You should always file a tax return. Just because you're out of work doesn't mean you should ignore your taxes. Any income received during the previous year — even vacation or sick pay accumulated in your old job — is considered taxable income and could get you in hot water with the IRS if not included in tax payments. Plus, there is an upside. "If you worked for part of the year and had taxes withheld or paid estimated taxes while employed, you may get a refund due to your subsequent drop in income," The ICPAS says.

You should take your tax credits. With joblessness comes a lower income level, and that may qualify you for the federal Earned Income Tax Credit, Child Tax Credit and the Child and Dependent Care Credit (among others).

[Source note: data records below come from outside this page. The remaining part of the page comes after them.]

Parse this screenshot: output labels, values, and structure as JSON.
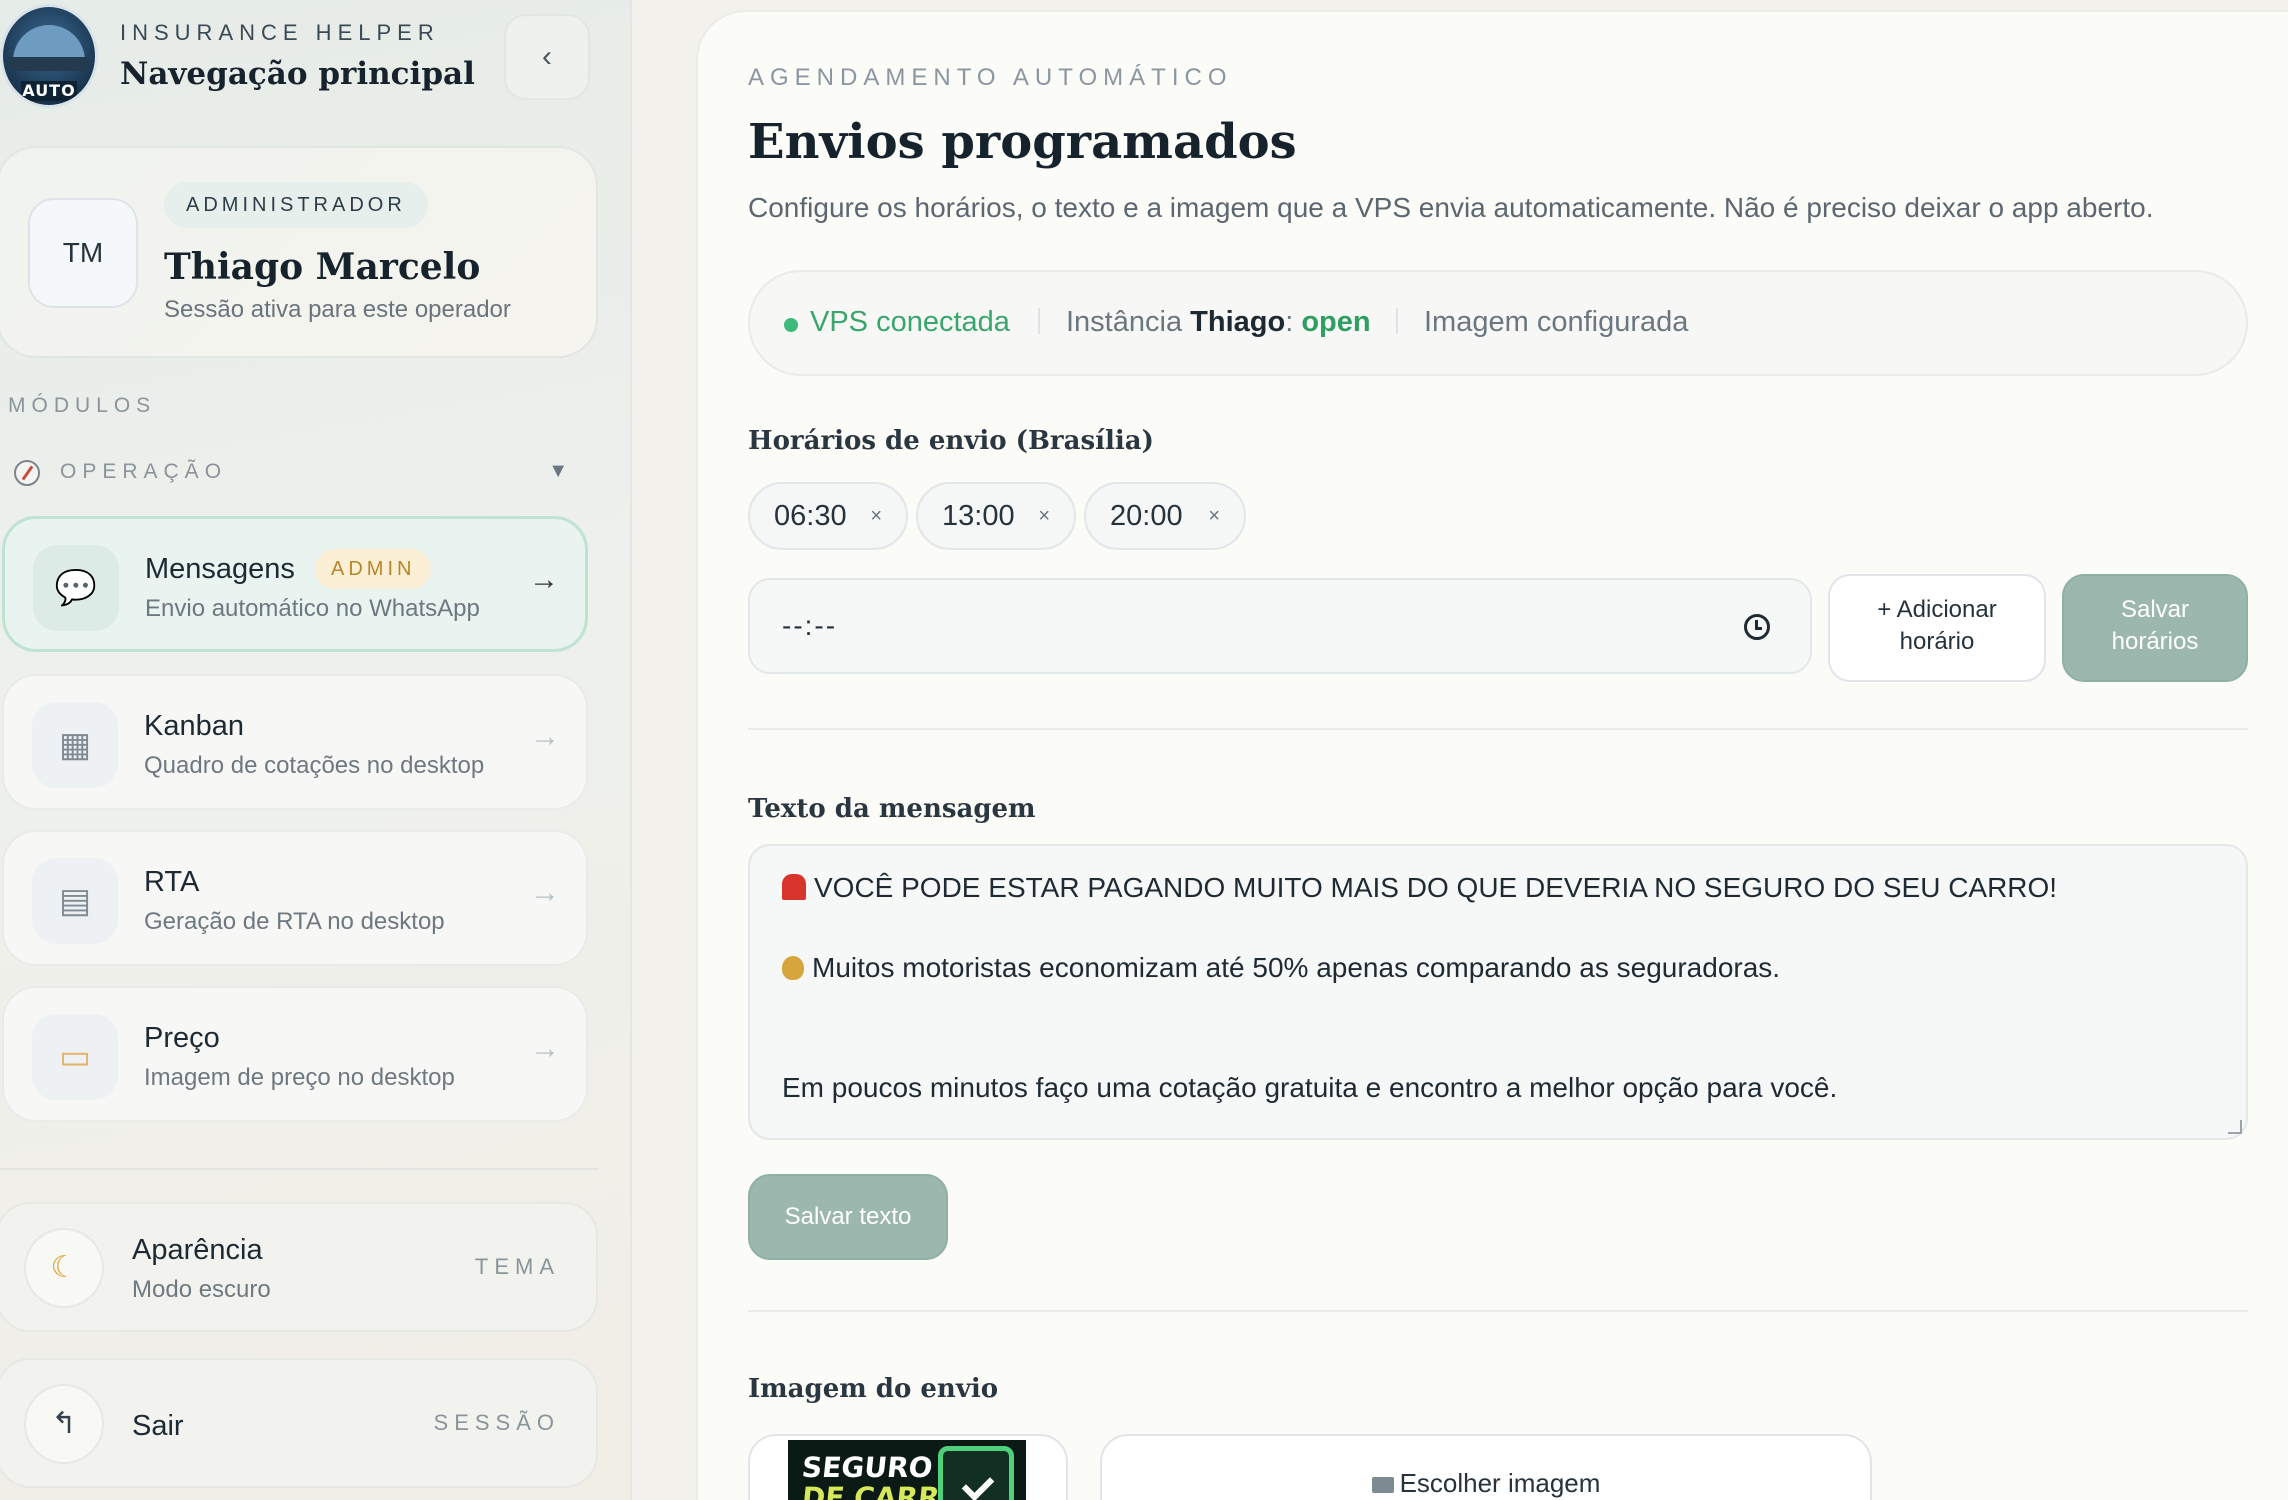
{
  "sidebar": {
    "brand_logo_text": "AUTO",
    "brand_kicker": "INSURANCE HELPER",
    "brand_title": "Navegação principal",
    "collapse_glyph": "‹",
    "profile": {
      "initials": "TM",
      "role": "ADMINISTRADOR",
      "name": "Thiago Marcelo",
      "subtitle": "Sessão ativa para este operador"
    },
    "modules_label": "MÓDULOS",
    "group": {
      "label": "OPERAÇÃO",
      "caret": "▼",
      "icon": "compass-icon"
    },
    "items": [
      {
        "title": "Mensagens",
        "subtitle": "Envio automático no WhatsApp",
        "badge": "ADMIN",
        "icon": "chat-bubble-icon",
        "glyph": "💬",
        "arrow": "→",
        "active": true
      },
      {
        "title": "Kanban",
        "subtitle": "Quadro de cotações no desktop",
        "icon": "grid-icon",
        "glyph": "▦",
        "arrow": "→"
      },
      {
        "title": "RTA",
        "subtitle": "Geração de RTA no desktop",
        "icon": "document-icon",
        "glyph": "▤",
        "arrow": "→"
      },
      {
        "title": "Preço",
        "subtitle": "Imagem de preço no desktop",
        "icon": "price-tag-icon",
        "glyph": "▭",
        "arrow": "→"
      }
    ],
    "appearance": {
      "title": "Aparência",
      "subtitle": "Modo escuro",
      "tag": "TEMA",
      "icon": "moon-icon",
      "glyph": "☾"
    },
    "logout": {
      "title": "Sair",
      "tag": "SESSÃO",
      "icon": "logout-icon",
      "glyph": "↰"
    }
  },
  "main": {
    "kicker": "AGENDAMENTO AUTOMÁTICO",
    "title": "Envios programados",
    "description": "Configure os horários, o texto e a imagem que a VPS envia automaticamente. Não é preciso deixar o app aberto.",
    "status": {
      "vps": "VPS conectada",
      "instance_prefix": "Instância ",
      "instance_name": "Thiago",
      "instance_colon": ": ",
      "instance_state": "open",
      "image": "Imagem configurada",
      "colors": {
        "connected": "#3aa66c",
        "open": "#2f9e63"
      }
    },
    "schedule": {
      "title": "Horários de envio (Brasília)",
      "times": [
        "06:30",
        "13:00",
        "20:00"
      ],
      "remove_glyph": "×",
      "input_value": "--:--",
      "add_button_line1": "+ Adicionar",
      "add_button_line2": "horário",
      "save_button_line1": "Salvar",
      "save_button_line2": "horários"
    },
    "message": {
      "title": "Texto da mensagem",
      "line1": "VOCÊ PODE ESTAR PAGANDO MUITO MAIS DO QUE DEVERIA NO SEGURO DO SEU CARRO!",
      "line2": "Muitos motoristas economizam até 50% apenas comparando as seguradoras.",
      "line3": "Em poucos minutos faço uma cotação gratuita e encontro a melhor opção para você.",
      "save_button": "Salvar texto"
    },
    "image": {
      "title": "Imagem do envio",
      "thumb_line1": "SEGURO",
      "thumb_line2": "DE CARRO",
      "choose_button": "Escolher imagem"
    },
    "accent": "#9cb8ae"
  }
}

You should save your receipts. If you drive or fly to a job interview, pay for a resume service or pay to join a trade association in your industry, those are all tax deductible in the eyes of the federal government. Make sure to save all your receipts and record them on your tax returns.

Take those back-to-school deductions. Any education or training costs designed to boost your career opportunities are also tax deductible through a variety of educational tax credits.

Also, you can deduct many expenses of starting a business, including health care costs, home office and business equipment expenses and mileage costs associated with business travel.

Check with a certified public accountant for help on all of the above deductions, and ask about any available credits and deductions linked to unemployment. That will give you more cash come tax time and one less thing to worry about while you look for a job.